Además, al participar el sacerdote en la comunión de amor con Cristo se abre a la dimensión misionera, entendiendo nuestra vida como una salida permanente a la comunidad y al mundo, necesitado de fraternidad, como exhorta reiteradamente el Papa Francisco. Acercándose al corazón de Cristo, Juan se convirtió en el apóstol predilecto, y acercándose al costado abierto de Jesús resucitado, el incrédulo Tomás confirmó su fe.
Queridos hermanos sacerdotes, descubramos en nuestro ministerio sacerdotal el amor de Cristo que restaura y llena de vida: en la acción caritativa y social, en los rostros afectados por la pandemia, en los sacramentos del perdón y la unción, y sobre todo en la Eucaristía. Es la invitación que Jesús nos ofrece al hacer memoria de nuestra ordenación. Vivamos el amor de Dios como algo esencial e imprescindible en nuestra vida y en el combate diario de nuestros fieles.
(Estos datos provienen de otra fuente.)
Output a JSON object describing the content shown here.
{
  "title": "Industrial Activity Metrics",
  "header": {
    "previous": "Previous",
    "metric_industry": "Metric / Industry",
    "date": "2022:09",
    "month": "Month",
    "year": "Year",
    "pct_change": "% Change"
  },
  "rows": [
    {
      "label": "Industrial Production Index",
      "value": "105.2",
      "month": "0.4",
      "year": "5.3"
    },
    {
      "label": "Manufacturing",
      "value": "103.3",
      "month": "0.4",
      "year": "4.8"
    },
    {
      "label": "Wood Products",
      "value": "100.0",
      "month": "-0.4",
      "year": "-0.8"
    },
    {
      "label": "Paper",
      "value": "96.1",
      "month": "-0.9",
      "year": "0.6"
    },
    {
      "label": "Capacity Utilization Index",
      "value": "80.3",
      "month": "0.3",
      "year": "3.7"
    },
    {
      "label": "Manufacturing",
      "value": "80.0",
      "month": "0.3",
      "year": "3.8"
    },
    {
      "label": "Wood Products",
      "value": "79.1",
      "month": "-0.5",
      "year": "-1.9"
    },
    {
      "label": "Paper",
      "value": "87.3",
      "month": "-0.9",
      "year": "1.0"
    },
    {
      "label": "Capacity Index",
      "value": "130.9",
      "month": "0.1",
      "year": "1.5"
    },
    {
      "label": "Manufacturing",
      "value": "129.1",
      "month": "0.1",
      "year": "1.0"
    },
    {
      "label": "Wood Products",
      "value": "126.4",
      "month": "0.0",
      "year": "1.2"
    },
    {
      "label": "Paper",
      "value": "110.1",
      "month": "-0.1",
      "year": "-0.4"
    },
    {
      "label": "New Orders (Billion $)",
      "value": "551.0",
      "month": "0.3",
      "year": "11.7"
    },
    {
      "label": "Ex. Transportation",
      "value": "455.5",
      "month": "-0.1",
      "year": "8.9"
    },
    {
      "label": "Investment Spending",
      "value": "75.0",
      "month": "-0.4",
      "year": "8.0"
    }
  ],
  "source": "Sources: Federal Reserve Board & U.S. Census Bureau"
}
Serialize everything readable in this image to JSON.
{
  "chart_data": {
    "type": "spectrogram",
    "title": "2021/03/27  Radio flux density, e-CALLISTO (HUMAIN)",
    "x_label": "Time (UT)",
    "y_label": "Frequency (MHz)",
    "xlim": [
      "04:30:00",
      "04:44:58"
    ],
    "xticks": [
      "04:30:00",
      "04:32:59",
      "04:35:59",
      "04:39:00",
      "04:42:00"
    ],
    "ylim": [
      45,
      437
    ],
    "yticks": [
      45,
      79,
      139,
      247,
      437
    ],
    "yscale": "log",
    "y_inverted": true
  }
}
Finalmente, sea el Corazón de María nuestro modelo en su relación con el Corazón de Jesús. También ella, conforme a la profecía de Simeón, padeció la experiencia espiritual de la herida del corazón: ¡Y a ti misma una espada te atravesará el alma! Corazón de María y Corazón de Cristo han de guiar, sostener y fortalecer el servicio diario de entrega y amor desde nuestro propio corazón.